What's the most efficient algorithm to check the number of cycles of length 4 in an undirected graph? What's the most efficient algorithm to check the number of cycles of length 4 in an undirected, unweighted graph?
 A: You may also go this way: for any vertex $v\in V$, store a bitmask $b_v$ that encodes the positions of its neighbours with a bit $1$. Then run over all the couples $(v_i,v_j)$ with $i\neq j$ and let $N_{i,j}$ be the number of bits $1$ that $b_i$ and $b_j$ share. The number of cycles of length $4$ is given by:
$$ \frac{1}{4}\sum_{i,j}\binom{N_{i,j}}{2}.$$
This is obviously a $O(n^2)$ algorithm both in memory and in time, where $n$ is the number of vertices of the original graph. However, if the graph is very sparse or structured, it may be convenient to compute the number of $4$-cycles through $\text{Tr}(M^2)$ and $\text{Tr}(M^4)$ where $M$ is the adjacency matrix of the graph. I think this is the optimal strategy for sum graphs and Paley graphs, and for every graph whose spectrum is known in advance.

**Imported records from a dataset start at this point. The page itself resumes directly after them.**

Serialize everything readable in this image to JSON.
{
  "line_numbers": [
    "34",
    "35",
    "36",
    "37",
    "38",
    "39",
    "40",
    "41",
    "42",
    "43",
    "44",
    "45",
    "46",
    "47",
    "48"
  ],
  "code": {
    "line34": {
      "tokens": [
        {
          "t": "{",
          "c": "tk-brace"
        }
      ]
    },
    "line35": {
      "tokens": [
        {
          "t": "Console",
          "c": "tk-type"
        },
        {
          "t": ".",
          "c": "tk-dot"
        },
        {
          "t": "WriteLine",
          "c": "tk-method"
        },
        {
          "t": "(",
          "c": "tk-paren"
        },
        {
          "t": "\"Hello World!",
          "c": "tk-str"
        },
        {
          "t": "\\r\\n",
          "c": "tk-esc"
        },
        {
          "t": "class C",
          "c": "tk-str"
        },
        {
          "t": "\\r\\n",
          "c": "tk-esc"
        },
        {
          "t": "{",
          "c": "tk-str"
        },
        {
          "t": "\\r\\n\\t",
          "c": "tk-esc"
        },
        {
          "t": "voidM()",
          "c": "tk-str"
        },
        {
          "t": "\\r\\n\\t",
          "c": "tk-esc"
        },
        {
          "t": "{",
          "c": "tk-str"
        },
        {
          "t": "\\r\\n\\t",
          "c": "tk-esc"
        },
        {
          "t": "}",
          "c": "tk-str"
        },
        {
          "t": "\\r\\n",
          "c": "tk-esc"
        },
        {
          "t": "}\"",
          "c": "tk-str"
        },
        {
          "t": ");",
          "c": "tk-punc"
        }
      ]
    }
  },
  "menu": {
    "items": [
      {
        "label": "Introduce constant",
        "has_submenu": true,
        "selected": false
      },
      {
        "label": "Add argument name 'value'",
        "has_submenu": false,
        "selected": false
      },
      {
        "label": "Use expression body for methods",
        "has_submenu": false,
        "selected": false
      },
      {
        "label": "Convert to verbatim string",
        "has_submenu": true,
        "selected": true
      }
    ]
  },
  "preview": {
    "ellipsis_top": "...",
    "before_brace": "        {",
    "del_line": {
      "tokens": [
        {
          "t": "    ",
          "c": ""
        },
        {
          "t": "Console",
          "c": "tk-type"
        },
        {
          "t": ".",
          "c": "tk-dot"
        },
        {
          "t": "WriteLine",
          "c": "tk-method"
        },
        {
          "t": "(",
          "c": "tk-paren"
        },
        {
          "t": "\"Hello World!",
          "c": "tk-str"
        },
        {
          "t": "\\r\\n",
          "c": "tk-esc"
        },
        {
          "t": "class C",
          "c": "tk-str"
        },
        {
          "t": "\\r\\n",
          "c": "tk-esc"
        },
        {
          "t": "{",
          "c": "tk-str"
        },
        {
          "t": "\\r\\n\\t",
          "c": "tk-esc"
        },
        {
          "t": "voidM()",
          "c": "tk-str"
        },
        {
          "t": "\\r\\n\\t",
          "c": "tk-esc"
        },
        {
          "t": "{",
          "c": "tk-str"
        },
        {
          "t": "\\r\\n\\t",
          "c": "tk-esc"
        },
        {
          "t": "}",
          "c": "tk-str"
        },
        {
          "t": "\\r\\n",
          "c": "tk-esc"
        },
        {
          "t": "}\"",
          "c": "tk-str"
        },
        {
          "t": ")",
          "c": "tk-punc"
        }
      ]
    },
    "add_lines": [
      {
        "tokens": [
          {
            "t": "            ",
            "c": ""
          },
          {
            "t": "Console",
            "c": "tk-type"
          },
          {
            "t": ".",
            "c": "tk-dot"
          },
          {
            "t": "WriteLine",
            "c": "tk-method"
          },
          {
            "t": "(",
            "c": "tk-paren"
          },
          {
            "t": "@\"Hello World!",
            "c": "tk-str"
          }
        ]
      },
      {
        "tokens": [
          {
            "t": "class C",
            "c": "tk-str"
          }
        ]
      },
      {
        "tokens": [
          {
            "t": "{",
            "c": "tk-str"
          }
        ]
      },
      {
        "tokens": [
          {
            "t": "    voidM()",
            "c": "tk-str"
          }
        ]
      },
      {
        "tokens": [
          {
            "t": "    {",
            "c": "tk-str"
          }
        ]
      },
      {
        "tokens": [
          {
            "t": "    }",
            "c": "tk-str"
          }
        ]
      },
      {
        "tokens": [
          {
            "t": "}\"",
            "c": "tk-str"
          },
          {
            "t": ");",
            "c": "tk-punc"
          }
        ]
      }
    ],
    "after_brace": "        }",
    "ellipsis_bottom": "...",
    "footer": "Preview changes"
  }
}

A: I don't know whether this is the fastest possible, but this is how I'd do it if I had to do it fast: Use a hash map that maps pairs of vertices to the number of paths of length $2$ between them. Iterate over the vertices, adding $1$ to the entry for each pair of neighbours of the vertex. Then iterate over the entries, summing $\binom n2$ of the counts $n$. Divide the total by $2$ since you've counted each $4$-cycle twice. (Of course if you're really after speed you'd sum $n(n-1)$ and divide by $4$ in the end.)